The U.S. housing market continues to recover. This week, we learned that the number of homeowners who are newly delinquent on their mortgages has fallen to pre-2007 levels. Housing prices also rose 9.3 percent in February for the biggest year-to-year advance since May 2006. To top it off, Fannie Mae, the government-owned mortgage financier, today said it is returning $59.4 billion to taxpayers after a record quarterly profit.
This newfound strength creates an opportunity to address two tax breaks that are expensive, distortive and unfair: deductions for mortgage-interest payments and local property taxes.
The mortgage-interest deduction subsidizes excessive borrowing, encourages speculation and increases the chance of default. Subsidized borrowing also makes housing more expensive than it otherwise would be. Meanwhile, the property-tax deduction exacerbates educational inequality because wealthier areas collect more property taxes and generally offer better schools as a result.
Right now, anyone borrowing money to buy or improve a home can deduct the interest payments on the first $1 million of debt. The deduction can be used to purchase vacation homes or investment properties, as well as primary residences. Interest payments on as much as $100,000 in home-equity debt are also deductible.
If all this sounds like a benefit targeted toward the well-to-do, it is: According to the U.S. Census Bureau, the median sales price of new single-family homes in the U.S. was only $247,000 in March 2013. In addition, because wealthy homeowners are in higher tax brackets, they get larger tax benefits from deducting $1 of mortgage interest and property taxes than middle-class households get.
If we were starting from scratch, we would never have created either tax break. Unfortunately, both loopholes have been around for so long that they are ingrained in the decisions of most Americans. Reformers must avoid setting back the recovery with sudden changes in the tax code that could cause a stampede of selling and a sharp drop in prices. We think a gradualist approach would sidestep such dangers.
Other countries provide useful examples. Australia, Canada, New Zealand and the U.K. don’t have comparable housing subsidies, yet their homeownership rates are all higher than in the U.S. When the U.K. phased out its tax subsidies -- they were even more generous than the U.S.’s -- from 1974 to 1999, house prices and ownership rates increased.
To begin winding down subsidies in the U.S., we would immediately limit the mortgage-interest deduction to primary residences and lower the mortgage cap to $700,000 from $1 million. Each year, the cap could be lowered by $25,000. At this rate, the subsidy would be gone in 28 years.
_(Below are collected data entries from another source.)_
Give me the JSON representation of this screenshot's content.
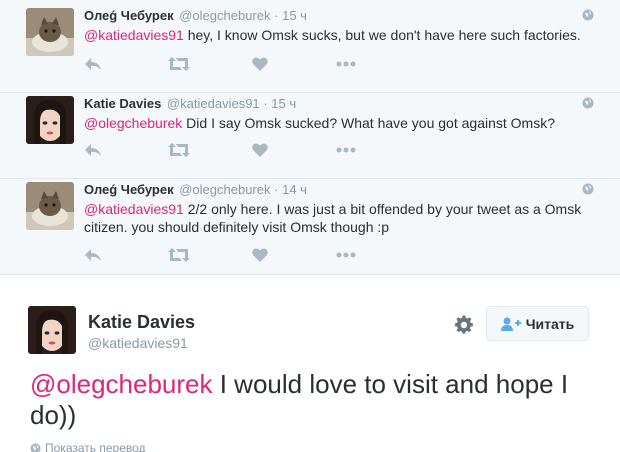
{
  "replies": [
    {
      "fullname": "Олеǵ Чебурек",
      "username": "@olegcheburek",
      "separator": "·",
      "time": "15 ч",
      "mention": "@katiedavies91",
      "text": " hey, I know Omsk sucks, but we don't have here such factories.",
      "avatar": "cat-avatar"
    },
    {
      "fullname": "Katie Davies",
      "username": "@katiedavies91",
      "separator": "·",
      "time": "15 ч",
      "mention": "@olegcheburek",
      "text": " Did I say Omsk sucked? What have you got against Omsk?",
      "avatar": "woman-avatar"
    },
    {
      "fullname": "Олеǵ Чебурек",
      "username": "@olegcheburek",
      "separator": "·",
      "time": "14 ч",
      "mention": "@katiedavies91",
      "text": " 2/2 only here. I was just a bit offended by your tweet as a Omsk citizen. you should definitely visit Omsk though :p",
      "avatar": "cat-avatar"
    }
  ],
  "main_tweet": {
    "fullname": "Katie Davies",
    "username": "@katiedavies91",
    "follow_label": "Читать",
    "mention": "@olegcheburek",
    "text": " I would love to visit and hope I do))",
    "translate_label": "Показать перевод"
  },
  "colors": {
    "mention": "#e0247a",
    "muted": "#8899a6",
    "reply_bg": "#f5f8fa",
    "border": "#e1e8ed",
    "action_icon": "#aab8c2"
  },
  "icons": [
    "reply-icon",
    "retweet-icon",
    "like-icon",
    "more-icon",
    "globe-icon",
    "gear-icon",
    "follow-icon"
  ]
}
At the same time, we would cap the value of the mortgage-interest and property-tax breaks at 28 percent, so that everyone who claims $1 of deductions gets the same 28 cent benefit. This would reduce the subsidy to the highest earners while protecting the middle class. Taxpayers in lower brackets would get a slightly more generous break than they do now. The value of the deduction could be reduced by one percentage point per year, also ending it completely after 28 years.
These changes would raise taxes on tens of millions of households. Congress could use the extra revenue to trim the deficit, although we wouldn’t recommend that -- the economy needs more, not less, stimulus right now. We would prefer offsetting the fiscal drag from the tax increase by giving a refundable tax credit to everyone, including those who don’t currently claim either deduction.
Some might say that these reforms could hurt both the housing market and the recovery. There are good reasons to think otherwise. Residential construction hasn’t contributed much to economic growth or to employment in the recovery. More important, the U.S. economy is much less dependent on house prices than in the past.
Housing affects the economy mostly because home equity can be used to finance consumer spending. From 2002 to 2006, subprime loans and rising house prices funded about $1.25 trillion of consumption. But it was mostly borrowers who had been unable to get credit who went on a spending spree. Millions of subprime borrowers have since lost their homes and their access to credit markets, which is one reason recent increases in house prices haven’t translated into greater consumer spending.
By contrast, wealthier homeowners with higher credit scores are less sensitive to changes in house prices. They didn’t alter their spending during the boom years -- and aren’t doing so now.
All of which is to say that a simpler, fairer tax code will not devastate the housing market and the broader economy -- as long as the U.S. proceeds gradually.